Although a relative calm has returned to Bangui, the capital of the Central African Republic, almost a thousand persons are estimated to have died in the communal clashes that rocked this vast landlocked nation for two weeks. The fighting has opposed Christian and Muslim militia and there has been blind killing on both sides with the use of machetes and other crude weapons wielded with deadly and terrifying force.
With a terrorised population choosing to remain indoors, commerce has failed to pick up and the truce remains uneasy with organisations like Human Rights Watch warning against a renewed “intensification of sectarian atrocities.”
Amnesty International, the United Nations and Human Rights Watch have placed the death toll so far at about 900 with over 450 deaths occurring in Bangui alone.

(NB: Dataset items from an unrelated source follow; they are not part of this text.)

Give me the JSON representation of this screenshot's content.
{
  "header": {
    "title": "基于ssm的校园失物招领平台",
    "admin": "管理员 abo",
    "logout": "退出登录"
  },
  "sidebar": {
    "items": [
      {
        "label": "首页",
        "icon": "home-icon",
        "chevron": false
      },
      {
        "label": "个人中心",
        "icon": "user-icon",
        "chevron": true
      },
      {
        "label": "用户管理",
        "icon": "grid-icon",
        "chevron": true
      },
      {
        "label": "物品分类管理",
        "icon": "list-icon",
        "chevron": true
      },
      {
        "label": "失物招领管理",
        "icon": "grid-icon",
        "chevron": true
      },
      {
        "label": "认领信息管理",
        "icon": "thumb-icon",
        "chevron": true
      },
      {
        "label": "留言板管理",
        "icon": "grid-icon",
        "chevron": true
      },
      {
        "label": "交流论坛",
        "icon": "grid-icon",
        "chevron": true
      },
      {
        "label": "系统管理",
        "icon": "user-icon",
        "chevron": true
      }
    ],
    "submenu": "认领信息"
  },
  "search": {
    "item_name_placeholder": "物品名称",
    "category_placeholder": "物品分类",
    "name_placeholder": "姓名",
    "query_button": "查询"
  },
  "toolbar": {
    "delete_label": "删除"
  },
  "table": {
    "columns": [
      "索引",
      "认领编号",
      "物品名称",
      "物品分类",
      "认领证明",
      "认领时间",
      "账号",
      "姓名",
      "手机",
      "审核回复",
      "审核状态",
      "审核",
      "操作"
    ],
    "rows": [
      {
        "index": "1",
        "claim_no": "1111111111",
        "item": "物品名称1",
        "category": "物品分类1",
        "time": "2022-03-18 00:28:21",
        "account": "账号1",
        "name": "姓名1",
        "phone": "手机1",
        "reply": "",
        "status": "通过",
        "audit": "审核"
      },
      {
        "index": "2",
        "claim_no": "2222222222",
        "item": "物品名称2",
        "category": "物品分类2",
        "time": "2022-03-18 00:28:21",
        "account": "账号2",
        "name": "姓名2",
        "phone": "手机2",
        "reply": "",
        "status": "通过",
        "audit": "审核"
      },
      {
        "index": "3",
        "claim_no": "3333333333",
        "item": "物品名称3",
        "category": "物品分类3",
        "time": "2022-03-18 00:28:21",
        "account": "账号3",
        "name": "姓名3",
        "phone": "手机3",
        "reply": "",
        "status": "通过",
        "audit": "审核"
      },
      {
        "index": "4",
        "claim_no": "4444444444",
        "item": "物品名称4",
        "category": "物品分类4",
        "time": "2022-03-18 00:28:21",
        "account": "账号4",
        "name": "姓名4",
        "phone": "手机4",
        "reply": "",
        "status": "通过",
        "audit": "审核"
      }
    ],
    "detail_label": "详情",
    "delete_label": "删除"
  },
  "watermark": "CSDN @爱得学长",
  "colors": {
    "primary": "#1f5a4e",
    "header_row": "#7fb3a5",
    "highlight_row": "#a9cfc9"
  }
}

It is alleged, however, that Muslim ex-rebels, known as the Seleka group, who retaliated after Christian militiamen went from door to door hacking Muslim men to death, are alleged to have carried out the majority of the attacks.
France, the United Nations and the African Union have mustered troops who have managed to restore calm, but NGOs say violence could flare up again anytime.
The Central African Republic has a history of corruption and political instability with regular coups d’états carried out by disaffected soldiers. The last elected government led by Francois Bozize was overthrown by a coalition of opposition rebels known as the Seleka. Since then the country has been in a state of continued chaos and anarchy.